Stoya™
Shannon Bell and “Fast Feminism”

Shannon Bell’s 2010 book ”Fast Feminism” had me at the beginning of the second paragraph when she stated that she never writes about anything she hasn’t done. I really admire that desire to authentically experience things before forming and expressing opinions on them, especially coming from someone in academia.

Thirty-seven pages in, I realized that I had seen this woman’s writing before. I’d seen it in “Jane Sexes It Up” at 15 when I was still in the early stages of forming my own view of my self and body, separate from my second-wave feminist mother’s ideas of women and sexuality.

“Yes mom, I’m very happy that you fought for my rights to get an abortion if I need to and have access to various kinds of birth control. But, um, isn’t the point of all that to be able to have sex when I want and with whoever I want? Even if there’s a phallus involved sometimes? Maybe even a flesh and blood one that’s attached to a man?”

A couple of years later, Tony Ward (the man who took the photograph used on the cover of “Jane Sexes It Up”) and I met at a coffee shop in Philadelphia to discuss working together. He showed me some nicely lit photographs of pretty models, I declined saying I wasn’t sure how I felt about posing nude yet. If I’d known he was the person behind the cover of one of the most influential books of my adolescence, I’d have been naked before he could get the lighting gear set up - armpit hair and all.

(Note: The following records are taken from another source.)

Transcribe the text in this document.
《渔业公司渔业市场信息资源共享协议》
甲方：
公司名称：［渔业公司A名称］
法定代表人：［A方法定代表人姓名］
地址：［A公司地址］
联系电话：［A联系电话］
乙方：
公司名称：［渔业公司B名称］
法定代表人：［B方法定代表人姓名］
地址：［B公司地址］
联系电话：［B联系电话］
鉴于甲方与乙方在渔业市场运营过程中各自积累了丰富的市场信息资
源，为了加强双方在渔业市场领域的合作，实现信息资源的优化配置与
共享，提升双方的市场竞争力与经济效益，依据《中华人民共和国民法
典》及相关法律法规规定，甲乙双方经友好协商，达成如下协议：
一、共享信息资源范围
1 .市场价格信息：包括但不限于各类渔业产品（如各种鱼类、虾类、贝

Here I am, having gotten naked in front of lots of cameras, looking at the last chapter of “Fast Feminism” in which Shannon Bell says that she believes we get to choose our mothers and discusses her own. I don’t know if I chose my mother, but despite our differences over my career I wouldn’t trade mine for the world. She raised me in an environment where I could learn about and do anything I was interested in. Even if what I’m doing now involves lots of high heels and heated debates with her over the exploitation of women.